Eat What You Grow: How to have an undemanding edible garden that is both beautiful and productive (Hardcover)
Create an edible garden brimming with wildlife that provides you with food every day of the year
Imagine a garden that is as beautiful as it is productive, that gives you fresh, wholesome, chemical-free food with flavors that go beyond anything shops can offer.
In Eat What You Grow, Alys shows you how to create a rich, biodiverse garden that feeds not only you, but supports a wide range of pollinators, bees and butterflies, as well as other wildlife. From perennial vegetables that come back year after year, to easy-to-grow delights, she has selected plants that hold their own in both the garden and on the plate. And tells you how to raise these plants, guiding you through the process of feeding your soil, saving seed and taking cuttings to increase your supplies.
The book covers every size garden with tips on what can grow in containers (for smaller gardens) as well as harvesting throughout the year.

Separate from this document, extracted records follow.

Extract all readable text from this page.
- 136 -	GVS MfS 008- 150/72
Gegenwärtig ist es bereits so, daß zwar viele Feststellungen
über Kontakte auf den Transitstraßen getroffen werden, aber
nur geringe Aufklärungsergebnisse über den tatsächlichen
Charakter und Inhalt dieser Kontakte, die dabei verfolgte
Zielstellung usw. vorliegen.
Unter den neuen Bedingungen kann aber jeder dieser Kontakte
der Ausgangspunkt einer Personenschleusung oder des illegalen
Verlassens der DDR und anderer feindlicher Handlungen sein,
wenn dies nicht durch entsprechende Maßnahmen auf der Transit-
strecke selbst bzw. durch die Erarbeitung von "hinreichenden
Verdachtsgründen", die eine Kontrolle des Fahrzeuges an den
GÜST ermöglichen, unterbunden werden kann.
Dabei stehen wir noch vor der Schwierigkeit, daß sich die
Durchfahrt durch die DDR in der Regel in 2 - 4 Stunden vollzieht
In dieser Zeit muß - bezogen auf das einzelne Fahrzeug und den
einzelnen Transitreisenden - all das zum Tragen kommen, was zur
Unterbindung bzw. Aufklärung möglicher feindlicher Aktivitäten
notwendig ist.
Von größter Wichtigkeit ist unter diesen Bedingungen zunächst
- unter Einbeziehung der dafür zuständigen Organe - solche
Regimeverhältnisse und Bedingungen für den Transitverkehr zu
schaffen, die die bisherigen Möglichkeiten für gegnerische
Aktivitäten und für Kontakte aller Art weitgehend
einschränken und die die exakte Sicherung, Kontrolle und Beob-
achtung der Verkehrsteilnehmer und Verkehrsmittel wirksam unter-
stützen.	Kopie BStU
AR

She also teaches you simple and effective design tools that will ensure your garden looks striking and wild, brings joy to your world and feeds you day after day.
About the Author
Alys Fowler is a gardener, writer and presenter. She writes a weekly column on gardening for the Guardian Weekend magazine. She has contributed to Gardens Illustrated, The Observer Food Monthly, The National Geographic and Country Living. Alys trained at Royal Horticultural Society, Wisley, The New York Botanical Gardens and The Royal Botanic Gardens Kew. She has written seven books including The Thrifty Gardener, The Edible Garden, The Thrifty Forager, Abundance, Hidden Nature and A Modern Herbal. She has presented on BBC's Gardeners' World, The Great British Garden Revival, Our Food, and her own six-part series The Edible Garden. She has keen interest in agriculture and food politics and is setting up an urban farm in Birmingham, UK. She is fascinated by urban nature and how we make space for it and was a creative consultant on public spaces and recently helped design the Greenwich Peninsula Gardens. She is president of the Herb Society.